Henri Laux sj
Docteur en philosophie, professeur de philosophie aux Facultés Loyola Paris.
Henri Laux a écrit en 2017 un livre intitulé Pour une existence spirituelle. Il contient notamment deux chapitres qui peuvent éclairer cette réflexion : « L’enjeu spirituel du moment présent » et « Éthique et vie spirituelle », Éditions Facultés jésuites de Paris.

Henri Laux sj
Docteur en philosophie, professeur de philosophie aux Facultés Loyola Paris.
regard spirituel
Temps de lecture estimé : 9 minutes
Politique : le dialogue au service de la cité
Dans un monde meurtri par la violence, il est bon de rappeler la puissance du dialogue et l’importance de préserver les conditions de sa réalisation. Eclairage éthique et spirituel.
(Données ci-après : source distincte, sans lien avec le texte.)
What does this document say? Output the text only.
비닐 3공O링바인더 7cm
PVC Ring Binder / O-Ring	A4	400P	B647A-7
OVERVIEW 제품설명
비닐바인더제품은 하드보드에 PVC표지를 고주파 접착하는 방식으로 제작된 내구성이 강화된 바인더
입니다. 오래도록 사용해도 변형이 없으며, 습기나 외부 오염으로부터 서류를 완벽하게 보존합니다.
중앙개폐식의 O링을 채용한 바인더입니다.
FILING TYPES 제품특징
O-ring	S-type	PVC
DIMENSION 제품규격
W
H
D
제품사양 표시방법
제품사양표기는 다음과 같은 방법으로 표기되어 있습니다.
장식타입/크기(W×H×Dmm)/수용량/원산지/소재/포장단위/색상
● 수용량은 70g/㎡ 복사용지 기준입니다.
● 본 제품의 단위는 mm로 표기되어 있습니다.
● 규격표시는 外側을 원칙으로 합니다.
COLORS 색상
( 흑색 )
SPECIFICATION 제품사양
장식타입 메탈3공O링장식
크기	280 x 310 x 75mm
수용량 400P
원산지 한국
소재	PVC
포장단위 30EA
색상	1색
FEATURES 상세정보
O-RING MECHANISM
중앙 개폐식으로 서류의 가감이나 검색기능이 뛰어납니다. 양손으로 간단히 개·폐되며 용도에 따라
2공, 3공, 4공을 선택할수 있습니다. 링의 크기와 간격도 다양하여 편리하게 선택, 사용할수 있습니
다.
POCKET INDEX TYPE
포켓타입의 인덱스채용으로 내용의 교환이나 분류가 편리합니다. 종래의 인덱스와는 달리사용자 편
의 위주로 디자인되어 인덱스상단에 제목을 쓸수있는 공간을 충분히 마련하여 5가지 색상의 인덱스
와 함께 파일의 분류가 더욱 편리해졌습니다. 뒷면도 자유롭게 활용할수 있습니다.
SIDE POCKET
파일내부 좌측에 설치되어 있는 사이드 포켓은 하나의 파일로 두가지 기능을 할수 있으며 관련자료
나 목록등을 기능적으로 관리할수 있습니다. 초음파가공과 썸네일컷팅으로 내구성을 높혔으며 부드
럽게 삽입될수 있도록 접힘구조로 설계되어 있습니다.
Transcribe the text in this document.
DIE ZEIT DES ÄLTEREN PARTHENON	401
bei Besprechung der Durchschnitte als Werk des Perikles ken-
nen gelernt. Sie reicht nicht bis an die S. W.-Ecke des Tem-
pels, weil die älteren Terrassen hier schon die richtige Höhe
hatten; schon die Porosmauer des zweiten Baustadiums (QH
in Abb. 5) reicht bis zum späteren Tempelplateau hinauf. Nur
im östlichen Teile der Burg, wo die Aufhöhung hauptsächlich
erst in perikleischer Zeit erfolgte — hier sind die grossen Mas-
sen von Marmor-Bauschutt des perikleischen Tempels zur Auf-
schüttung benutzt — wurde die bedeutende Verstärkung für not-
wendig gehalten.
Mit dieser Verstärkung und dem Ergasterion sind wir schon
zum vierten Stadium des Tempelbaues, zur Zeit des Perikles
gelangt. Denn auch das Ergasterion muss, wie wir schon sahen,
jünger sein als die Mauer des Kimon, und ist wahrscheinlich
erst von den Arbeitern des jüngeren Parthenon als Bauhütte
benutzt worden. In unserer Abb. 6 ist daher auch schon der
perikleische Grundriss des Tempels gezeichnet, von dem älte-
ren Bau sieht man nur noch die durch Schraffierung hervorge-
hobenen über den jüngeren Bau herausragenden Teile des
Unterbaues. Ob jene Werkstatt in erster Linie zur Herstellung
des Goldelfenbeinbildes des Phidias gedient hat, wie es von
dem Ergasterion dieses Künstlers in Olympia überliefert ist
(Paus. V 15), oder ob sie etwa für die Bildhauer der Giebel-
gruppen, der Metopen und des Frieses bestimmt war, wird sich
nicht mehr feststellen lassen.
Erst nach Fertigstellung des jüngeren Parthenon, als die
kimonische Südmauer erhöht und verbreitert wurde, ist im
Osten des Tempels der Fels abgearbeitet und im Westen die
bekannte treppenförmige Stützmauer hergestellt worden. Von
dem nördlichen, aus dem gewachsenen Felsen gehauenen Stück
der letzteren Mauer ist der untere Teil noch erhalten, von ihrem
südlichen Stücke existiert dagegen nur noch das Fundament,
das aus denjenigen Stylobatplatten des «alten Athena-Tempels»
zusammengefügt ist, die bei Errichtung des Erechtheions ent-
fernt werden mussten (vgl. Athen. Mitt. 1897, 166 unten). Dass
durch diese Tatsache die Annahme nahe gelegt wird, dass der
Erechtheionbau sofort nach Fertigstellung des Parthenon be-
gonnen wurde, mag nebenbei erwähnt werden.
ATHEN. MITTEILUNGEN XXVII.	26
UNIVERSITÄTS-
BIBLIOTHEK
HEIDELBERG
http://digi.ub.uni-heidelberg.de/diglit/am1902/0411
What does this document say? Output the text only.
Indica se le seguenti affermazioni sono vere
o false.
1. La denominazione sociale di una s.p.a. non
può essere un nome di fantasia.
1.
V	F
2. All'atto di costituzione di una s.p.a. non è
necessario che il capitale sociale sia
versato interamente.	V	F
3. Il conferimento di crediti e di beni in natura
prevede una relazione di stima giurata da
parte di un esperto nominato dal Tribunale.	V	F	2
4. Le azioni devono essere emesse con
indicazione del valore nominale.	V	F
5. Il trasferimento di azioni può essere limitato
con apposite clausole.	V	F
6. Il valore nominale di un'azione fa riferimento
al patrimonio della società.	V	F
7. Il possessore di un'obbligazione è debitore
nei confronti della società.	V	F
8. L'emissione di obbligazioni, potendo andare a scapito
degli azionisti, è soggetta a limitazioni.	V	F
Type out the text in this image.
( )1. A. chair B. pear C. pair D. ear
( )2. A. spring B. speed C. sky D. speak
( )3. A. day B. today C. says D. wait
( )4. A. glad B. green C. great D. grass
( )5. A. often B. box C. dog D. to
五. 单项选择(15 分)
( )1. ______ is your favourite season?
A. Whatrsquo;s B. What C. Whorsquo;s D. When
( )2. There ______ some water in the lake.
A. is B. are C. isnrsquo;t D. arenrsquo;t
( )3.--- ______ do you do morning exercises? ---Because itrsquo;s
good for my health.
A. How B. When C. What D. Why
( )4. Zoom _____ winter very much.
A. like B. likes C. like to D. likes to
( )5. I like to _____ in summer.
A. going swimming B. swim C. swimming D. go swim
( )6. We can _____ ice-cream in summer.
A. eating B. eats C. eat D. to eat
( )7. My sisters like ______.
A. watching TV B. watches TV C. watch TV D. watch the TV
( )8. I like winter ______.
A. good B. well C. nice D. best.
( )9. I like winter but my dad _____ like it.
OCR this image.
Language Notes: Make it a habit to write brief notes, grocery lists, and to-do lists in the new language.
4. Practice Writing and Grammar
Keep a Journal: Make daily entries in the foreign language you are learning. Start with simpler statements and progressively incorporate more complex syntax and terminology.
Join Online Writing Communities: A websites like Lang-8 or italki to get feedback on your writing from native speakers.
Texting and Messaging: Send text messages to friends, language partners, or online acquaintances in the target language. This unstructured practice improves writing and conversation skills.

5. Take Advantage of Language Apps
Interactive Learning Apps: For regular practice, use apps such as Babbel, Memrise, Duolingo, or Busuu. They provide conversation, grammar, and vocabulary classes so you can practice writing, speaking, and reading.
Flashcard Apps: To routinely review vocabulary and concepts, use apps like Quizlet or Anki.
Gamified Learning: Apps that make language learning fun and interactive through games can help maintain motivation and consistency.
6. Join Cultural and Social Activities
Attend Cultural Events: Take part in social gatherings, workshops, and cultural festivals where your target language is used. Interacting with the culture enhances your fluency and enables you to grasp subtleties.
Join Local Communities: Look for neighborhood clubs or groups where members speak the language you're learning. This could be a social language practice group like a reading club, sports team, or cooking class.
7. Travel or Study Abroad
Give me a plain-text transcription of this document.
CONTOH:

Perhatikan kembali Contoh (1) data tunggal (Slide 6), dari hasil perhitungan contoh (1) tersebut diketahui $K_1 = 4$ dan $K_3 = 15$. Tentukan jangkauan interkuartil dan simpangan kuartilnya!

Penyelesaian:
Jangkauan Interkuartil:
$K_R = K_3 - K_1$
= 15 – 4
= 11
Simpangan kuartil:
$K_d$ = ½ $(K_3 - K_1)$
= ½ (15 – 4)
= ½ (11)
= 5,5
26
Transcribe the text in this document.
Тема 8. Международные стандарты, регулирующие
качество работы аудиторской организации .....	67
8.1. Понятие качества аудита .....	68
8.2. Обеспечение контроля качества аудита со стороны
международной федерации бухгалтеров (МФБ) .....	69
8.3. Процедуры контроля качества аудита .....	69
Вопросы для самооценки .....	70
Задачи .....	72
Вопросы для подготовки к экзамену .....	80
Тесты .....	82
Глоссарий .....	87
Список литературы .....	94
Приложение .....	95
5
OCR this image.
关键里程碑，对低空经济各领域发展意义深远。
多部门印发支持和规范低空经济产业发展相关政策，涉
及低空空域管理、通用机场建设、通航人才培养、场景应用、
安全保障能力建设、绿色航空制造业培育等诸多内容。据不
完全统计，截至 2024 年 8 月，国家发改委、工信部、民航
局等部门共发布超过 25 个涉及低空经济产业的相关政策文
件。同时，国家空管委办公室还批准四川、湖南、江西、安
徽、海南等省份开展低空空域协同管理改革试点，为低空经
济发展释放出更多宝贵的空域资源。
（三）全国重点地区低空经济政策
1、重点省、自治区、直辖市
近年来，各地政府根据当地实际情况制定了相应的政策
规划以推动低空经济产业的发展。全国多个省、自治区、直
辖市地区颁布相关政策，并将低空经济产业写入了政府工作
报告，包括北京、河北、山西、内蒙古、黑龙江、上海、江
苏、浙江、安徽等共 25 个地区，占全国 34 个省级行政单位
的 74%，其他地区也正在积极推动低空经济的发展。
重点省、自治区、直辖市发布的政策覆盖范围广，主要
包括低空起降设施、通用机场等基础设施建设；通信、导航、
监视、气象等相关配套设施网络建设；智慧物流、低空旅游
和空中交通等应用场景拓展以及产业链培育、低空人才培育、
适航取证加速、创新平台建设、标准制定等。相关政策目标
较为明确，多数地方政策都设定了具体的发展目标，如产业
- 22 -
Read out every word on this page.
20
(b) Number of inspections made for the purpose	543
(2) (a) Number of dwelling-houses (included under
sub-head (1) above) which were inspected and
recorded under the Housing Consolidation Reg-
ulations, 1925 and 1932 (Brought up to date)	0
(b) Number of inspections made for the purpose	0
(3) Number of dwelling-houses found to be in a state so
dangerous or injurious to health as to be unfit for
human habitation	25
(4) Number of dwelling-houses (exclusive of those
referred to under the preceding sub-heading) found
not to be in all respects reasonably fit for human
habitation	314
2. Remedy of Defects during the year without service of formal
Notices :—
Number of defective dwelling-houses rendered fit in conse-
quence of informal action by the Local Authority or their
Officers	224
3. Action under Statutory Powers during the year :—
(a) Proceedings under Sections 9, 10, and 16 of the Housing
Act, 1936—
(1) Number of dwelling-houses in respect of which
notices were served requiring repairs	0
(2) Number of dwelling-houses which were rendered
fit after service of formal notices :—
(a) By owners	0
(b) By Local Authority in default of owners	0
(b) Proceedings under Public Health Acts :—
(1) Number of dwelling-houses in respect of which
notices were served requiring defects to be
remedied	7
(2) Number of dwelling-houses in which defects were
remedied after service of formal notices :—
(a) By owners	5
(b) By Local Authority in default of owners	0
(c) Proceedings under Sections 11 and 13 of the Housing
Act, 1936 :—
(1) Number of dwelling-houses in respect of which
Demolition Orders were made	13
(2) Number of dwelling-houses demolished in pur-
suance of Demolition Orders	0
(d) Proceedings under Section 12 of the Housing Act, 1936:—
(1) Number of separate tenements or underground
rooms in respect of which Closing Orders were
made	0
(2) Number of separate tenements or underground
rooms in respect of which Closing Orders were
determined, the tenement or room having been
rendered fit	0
Il existe une tradition, notamment chez des philosophes de l’Antiquité — Aristote en particulier — qui dit que l’homme est porté naturellement à vivre avec d’autres. Ce n’est pas faux, au sens où l’homme ne se sent pas fait pour vivre seul, où il apprécie la rencontre et dans la mesure aussi où il y trouve son intérêt.
Il y a une rupture à l’époque moderne, spécialement avec le philosophe anglais Thomas Hobbes (1588–1679), qui récuse l’idée que l’homme serait par nature un être spontanément porté au bien et lié avec autrui. Au contraire, il pose que, au commencement de l’humanité, il y a « l’état de nature ». Dans cet état, chacun exerce un droit correspondant à sa nature, à sa force et à toutes ses capacités : le droit d’assurer son existence par tous les moyens, des plus brutaux (la force pure) aux plus subtils (la ruse). Les individus s’affrontent pour défendre ce qui leur appartient et s’approprier le bien, voire la vie des autres. Hobbes résume cette situation en parlant de « la guerre de chacun contre chacun ».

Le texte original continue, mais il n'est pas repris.